The design twist will let the company increase the performance of its processors.

Michael Kanellos Staff Writer, CNET News.com
Michael Kanellos is editor at large at CNET News.com, where he covers hardware, research and development, start-ups and the tech industry overseas.
Michael Kanellos
2 min read
Advanced Micro Devices has begun to incorporate a form of strained silicon into its chips, a design twist that will let the company increase the performance of its processors.

The strained silicon is being incorporated into all of AMD's 90-nanometer chips, which the Sunnyvale, Calif.-based company has just started shipping to PC makers. The technology also will be added to 130-nanometer chips that will be released this quarter, an AMD representative said Thursday. (The nanometer dimensions refer to average feature size on the chips. A nanometer is a billionth of a meter.)

Strained silicon is a design technique in which silicon atoms are forcibly pulled apart from each other. With the atoms spaced out further from one other, electrons can move more rapidly, similar to how a hockey puck can zip faster across a rink than across a frozen lake. Faster electrons lead to better performance.

AMD's use of the technology in the chips was first reported by The Semiconductor Reporter.

Although AMD is not divulging many details about its strained silicon, the company's technology differs from the way IBM and Intel incorporate it, the AMD representative said. Both IBM and Intel embed a layer of silicon and larger germanium atoms into chips. This stretches the silicon atoms that sit above that layer.

IBM and Intel's methods actually differ from each other as well. Intel said its version of strained silicon can improve drive current by 10 percent to 25 percent, depending on the transistor.

AMD is more localized, Thomas Sonderman, the company's director of automated precision manufacturing technology, told The Semiconductor Reporter. The AMD representative would not comment on Sonderman's remark, but other AMD executives and researchers have described localized straining as a process in which only certain parts of a chip are affected. It is unclear whether AMD's technology will provide the same level of performance improvement.

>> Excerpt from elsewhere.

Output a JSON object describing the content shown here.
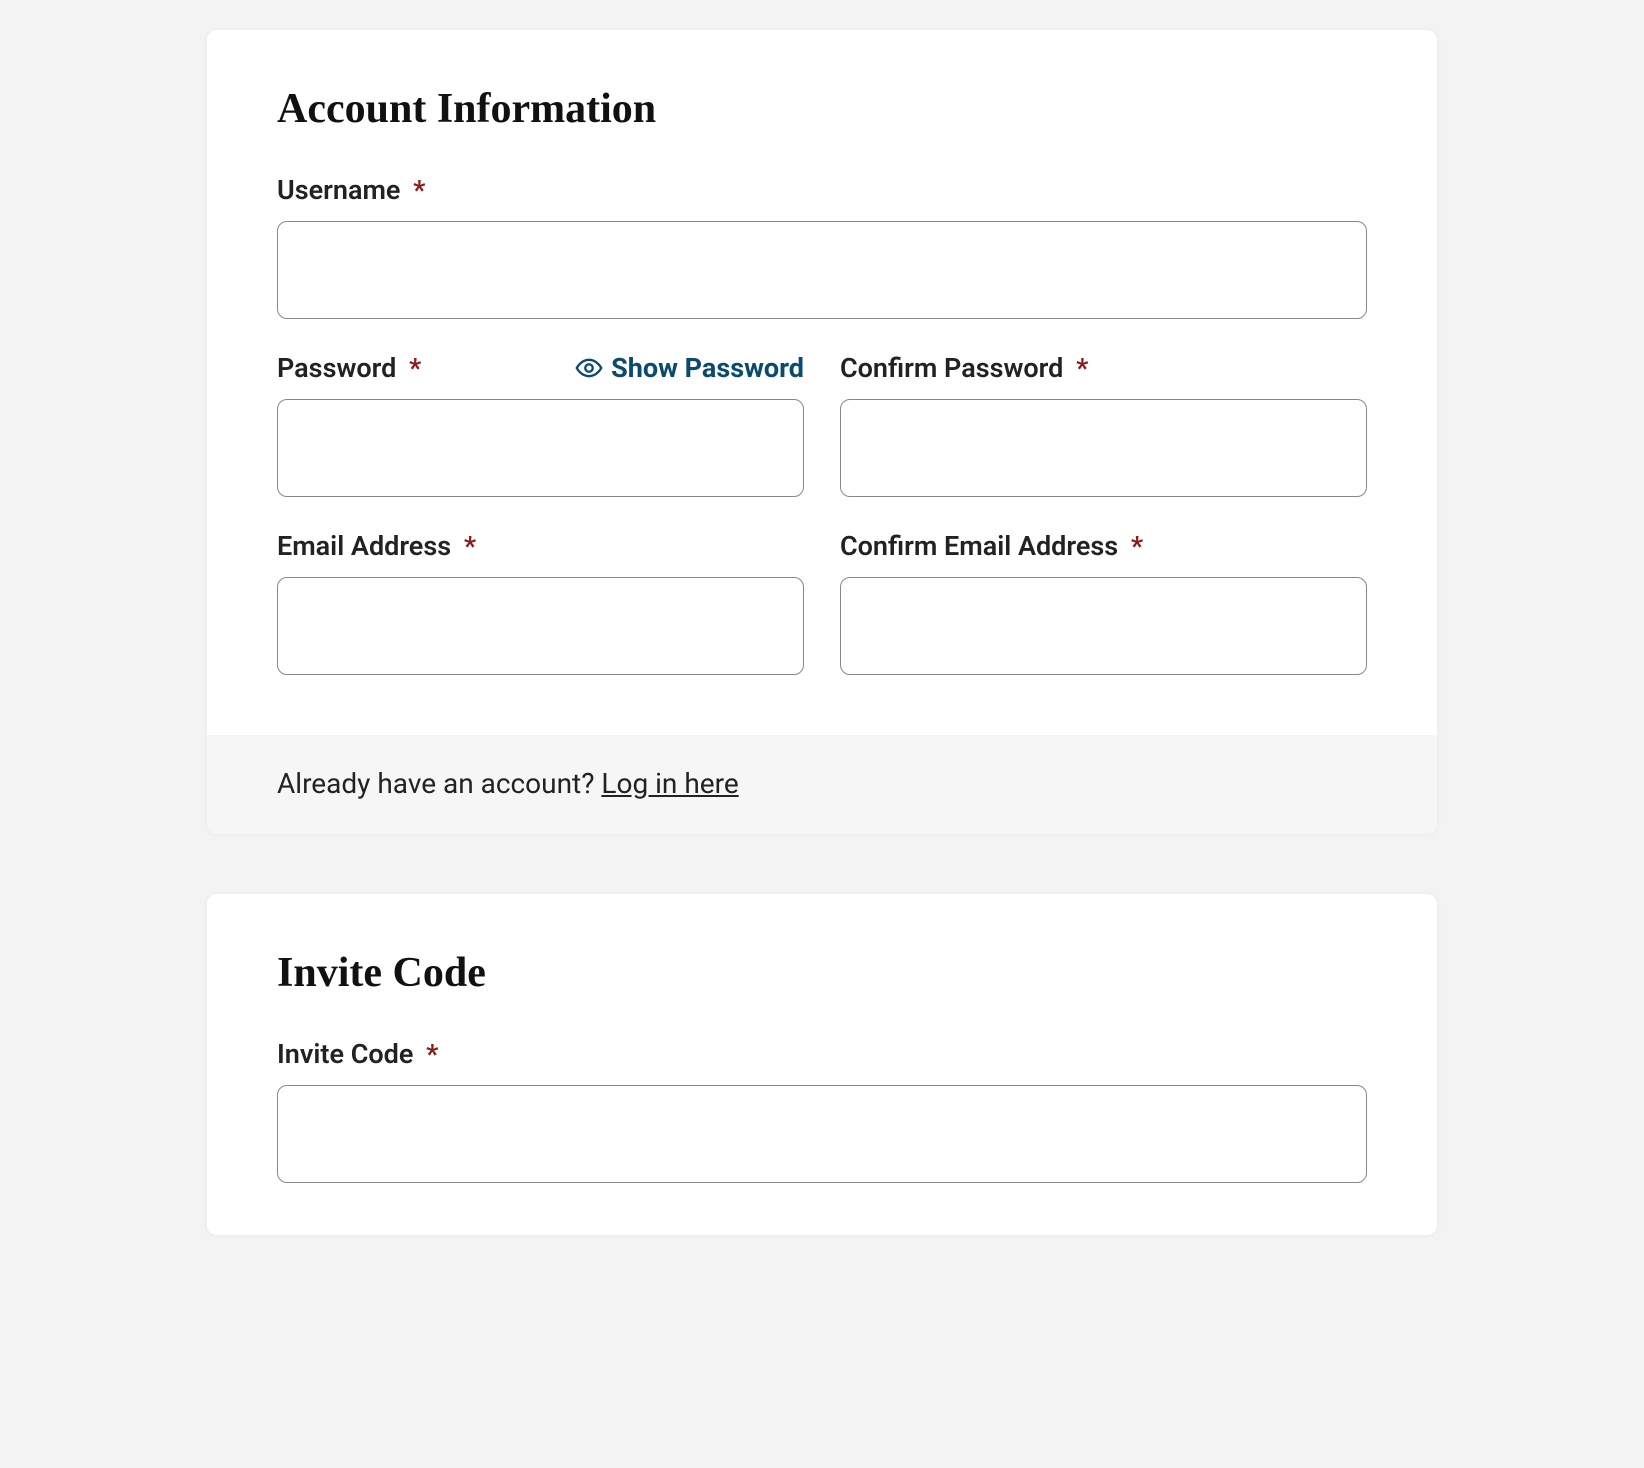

AMD researchers earlier worked with AmberWave to incorporate strained silicon into its chips, but the alliance waned.

Silicon can be strained as a byproduct of other design changes, but the AMD representative said the company intentionally incorporated new layers in chips to achieve straining.

AMD, Intel and IBM are all working on another major design change for chips: swapping the silicon in the transistor gate--the on-off switch that controls the flow of electrons inside the transistor--for metal. Processors with metal gate transistors are expected to arrive with the 45-nanometer manufacturing process, which comes out in 2007, or slightly earlier.